Pesticides can’t solve the problem, and breeding new rootworm-resistant corn varieties could take years. So, in a recent series of studies, Ferrieri and his team have been studying why some plants can resist attacks. They used radioisotopes to trace essential nutrients and hormones as they moved through live corn plants, then compared the responses of healthy and rootworm-infested plants. “For some time, we’ve known that auxin, a powerful plant hormone, is involved in stimulating new root growth,” Ferrieri says. By tagging auxin with a radioactive tracer, the researchers were able to use a medical diagnostic imaging tool called positron emission tomography to watch auxin move through living plant roots in real time. The study revealed that auxin biosynthesis is vital to root regrowth and crops’ pest tolerance. Such resistance, scientists say, involves biochemical pathways influenced by the rootworm and triggered by glutamine metabolism. Plant breeders can use the study’s results to more quickly cultivate corn varieties that resist the rootworm.
In related work, Ferrieri is exploring how certain soil bacteria make auxin and transfer it to corn plants, thereby building natural resistance to the pest.
How to read an ancient pot
For 30 years, MURR researcher Michael Glascock has conducted archaeometry analysis on ancient artifacts from all over the world.
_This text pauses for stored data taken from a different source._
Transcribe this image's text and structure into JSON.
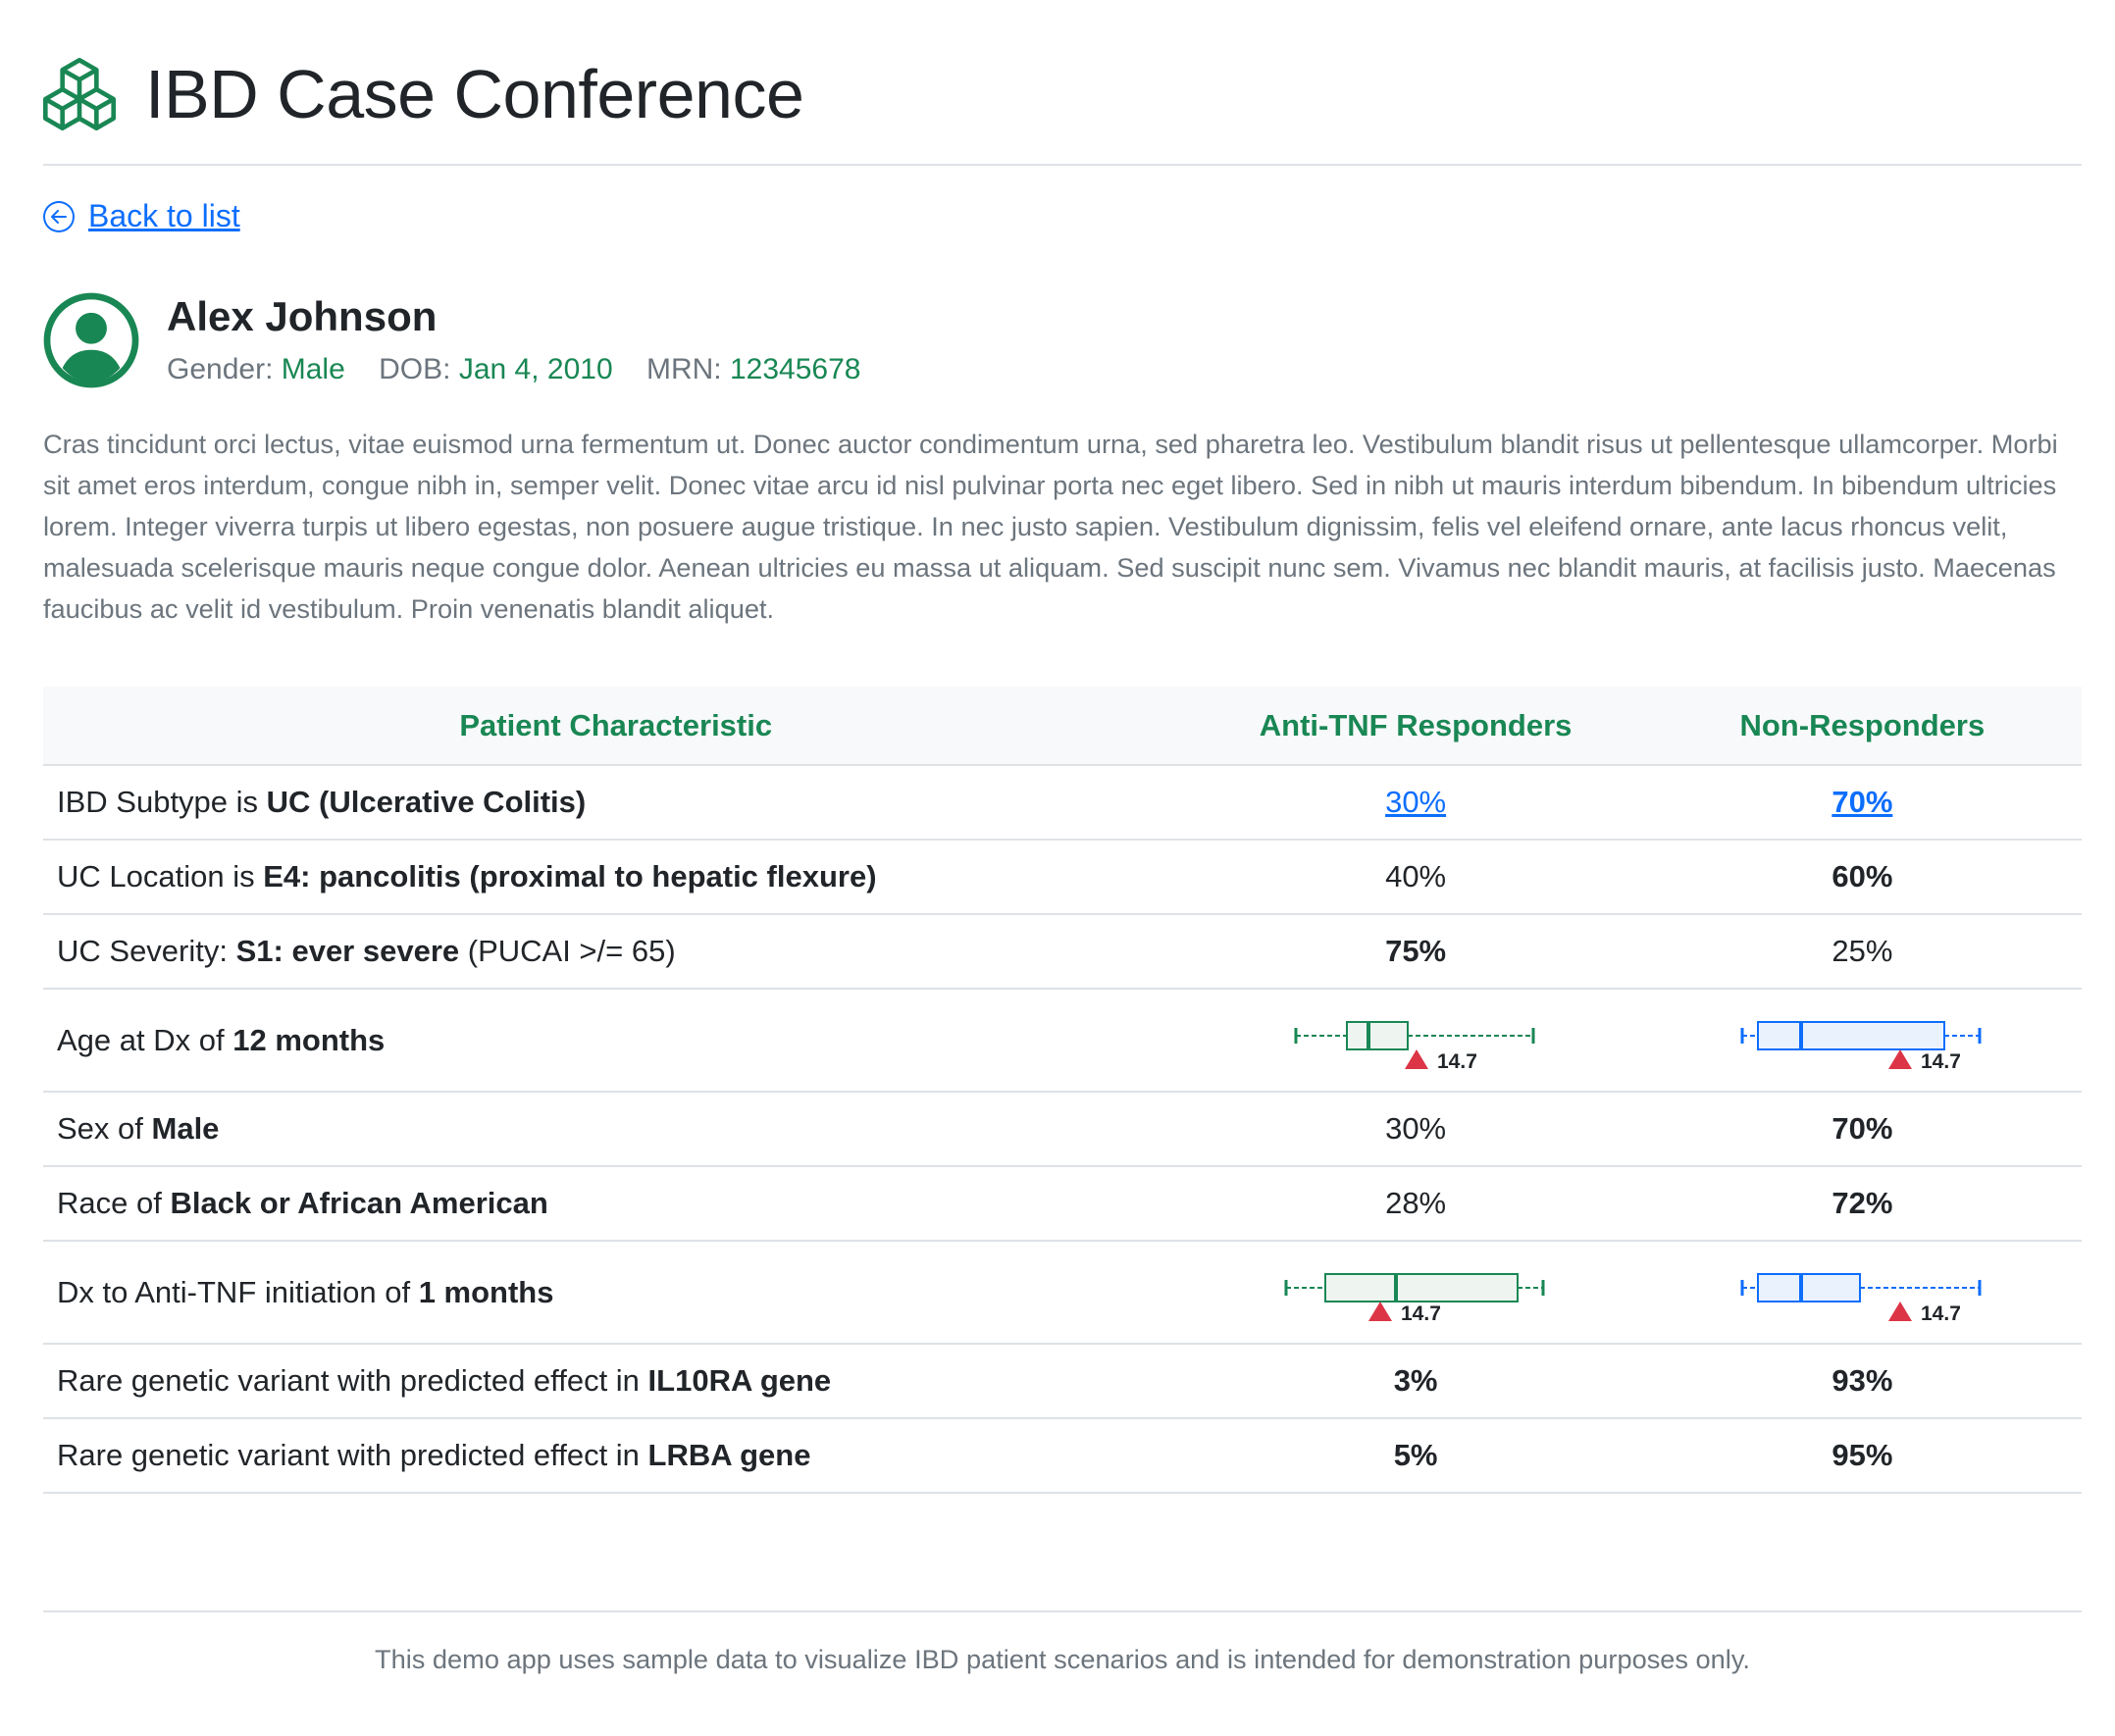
{
  "app": {
    "title": "IBD Case Conference",
    "logo_icon": "boxes-icon",
    "accent": "#198754",
    "link_color": "#0d6efd"
  },
  "nav": {
    "back_label": "Back to list",
    "back_icon": "arrow-left-circle-icon"
  },
  "patient": {
    "name": "Alex Johnson",
    "gender_label": "Gender:",
    "gender": "Male",
    "dob_label": "DOB:",
    "dob": "Jan 4, 2010",
    "mrn_label": "MRN:",
    "mrn": "12345678",
    "avatar_icon": "person-circle-icon",
    "description": "Cras tincidunt orci lectus, vitae euismod urna fermentum ut. Donec auctor condimentum urna, sed pharetra leo. Vestibulum blandit risus ut pellentesque ullamcorper. Morbi sit amet eros interdum, congue nibh in, semper velit. Donec vitae arcu id nisl pulvinar porta nec eget libero. Sed in nibh ut mauris interdum bibendum. In bibendum ultricies lorem. Integer viverra turpis ut libero egestas, non posuere augue tristique. In nec justo sapien. Vestibulum dignissim, felis vel eleifend ornare, ante lacus rhoncus velit, malesuada scelerisque mauris neque congue dolor. Aenean ultricies eu massa ut aliquam. Sed suscipit nunc sem. Vivamus nec blandit mauris, at facilisis justo. Maecenas faucibus ac velit id vestibulum. Proin venenatis blandit aliquet."
  },
  "table": {
    "headers": [
      "Patient Characteristic",
      "Anti-TNF Responders",
      "Non-Responders"
    ],
    "rows": [
      {
        "pre": "IBD Subtype is ",
        "bold": "UC (Ulcerative Colitis)",
        "post": "",
        "responders": "30%",
        "non_responders": "70%",
        "responders_bold": false,
        "non_responders_bold": true,
        "linked": true
      },
      {
        "pre": "UC Location is ",
        "bold": "E4: pancolitis (proximal to hepatic flexure)",
        "post": "",
        "responders": "40%",
        "non_responders": "60%",
        "responders_bold": false,
        "non_responders_bold": true
      },
      {
        "pre": "UC Severity: ",
        "bold": "S1: ever severe",
        "post": " (PUCAI >/= 65)",
        "responders": "75%",
        "non_responders": "25%",
        "responders_bold": true,
        "non_responders_bold": false
      },
      {
        "pre": "Age at Dx of ",
        "bold": "12 months",
        "post": "",
        "boxplot": true,
        "marker_label_responders": "14.7",
        "marker_label_non_responders": "14.7"
      },
      {
        "pre": "Sex of ",
        "bold": "Male",
        "post": "",
        "responders": "30%",
        "non_responders": "70%",
        "responders_bold": false,
        "non_responders_bold": true
      },
      {
        "pre": "Race of ",
        "bold": "Black or African American",
        "post": "",
        "responders": "28%",
        "non_responders": "72%",
        "responders_bold": false,
        "non_responders_bold": true
      },
      {
        "pre": "Dx to Anti-TNF initiation of ",
        "bold": "1 months",
        "post": "",
        "boxplot": true,
        "marker_label_responders": "14.7",
        "marker_label_non_responders": "14.7"
      },
      {
        "pre": "Rare genetic variant with predicted effect in ",
        "bold": "IL10RA gene",
        "post": "",
        "responders": "3%",
        "non_responders": "93%",
        "responders_bold": true,
        "non_responders_bold": true
      },
      {
        "pre": "Rare genetic variant with predicted effect in ",
        "bold": "LRBA gene",
        "post": "",
        "responders": "5%",
        "non_responders": "95%",
        "responders_bold": true,
        "non_responders_bold": true
      }
    ]
  },
  "footer": {
    "text": "This demo app uses sample data to visualize IBD patient scenarios and is intended for demonstration purposes only."
  },
  "boxplot_colors": {
    "responders": "#198754",
    "non_responders": "#0d6efd",
    "marker": "#dc3545"
  }
}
His tally is about 150,000 artifacts, which is roughly one-half of all such items ever studied using neutron activation analysis, or NAA. In contrast to radiocarbon dating, which estimates an artifact’s age, NAA determines its origin. One of his recent projects involves tracking the origin of heretofore unstudied clay pots from ancient Rome. The black-gloss pottery is part of 100,000 ancient artifacts unearthed during construction in Italy’s capital city during the late 19th and early 20th centuries. They’ve since been stored, largely untouched, in the Capitoline Museums, one the world’s main repositories of ancient Roman artifacts.
The backlog of unstudied antiquities is a widespread problem, says Alex Barker, director of MU’s Museum of Art and Archaeology. In 2014, Italy made the rare move of sharing such artifacts with collaborators who will ease the backlog, generate new knowledge of ancient Rome and start databases to which scholars worldwide will contribute. The Capitoline chose MU as its first international collaborator because it possesses faculty with expertise in cultural history, an accredited museum with a strong antiquities collection and a nuclear reactor that can make highly specialized measurements.
To analyze the pots, Glascock drills into the broken edge of a shard. This allows him to extract clay powder while preserving the sample’s surface. He uses neutrons to irradiate the powder and then measures its gamma-ray emissions. For each pot, that gives him more than 30 of the clay’s elements — its chemical fingerprint. Of the 65 Roman pots analyzed so far, Glascock has identified three chemical fingerprints that are similar, and two others that are distinct, indicating the clays may come from multiple areas. Few museums permit such tests, but it’s the only way to reliably document the chemical “fingerprint” of an object, and thereby determine where it was made.
Clay pots were — and still are — part of everyday living. “We can watch the pulse of life through pots,” says Susan Langdon, professor and chair of the Department of Art History and Archaeology. “Pottery is durable, people make it constantly, and everyone needs it for cooking, serving and storage.” Ancient Romans used certain pot types in households and others in graves or shrines. “So, once we understand the shapes, pots can tell a lot about what’s going on in an archaeological site.”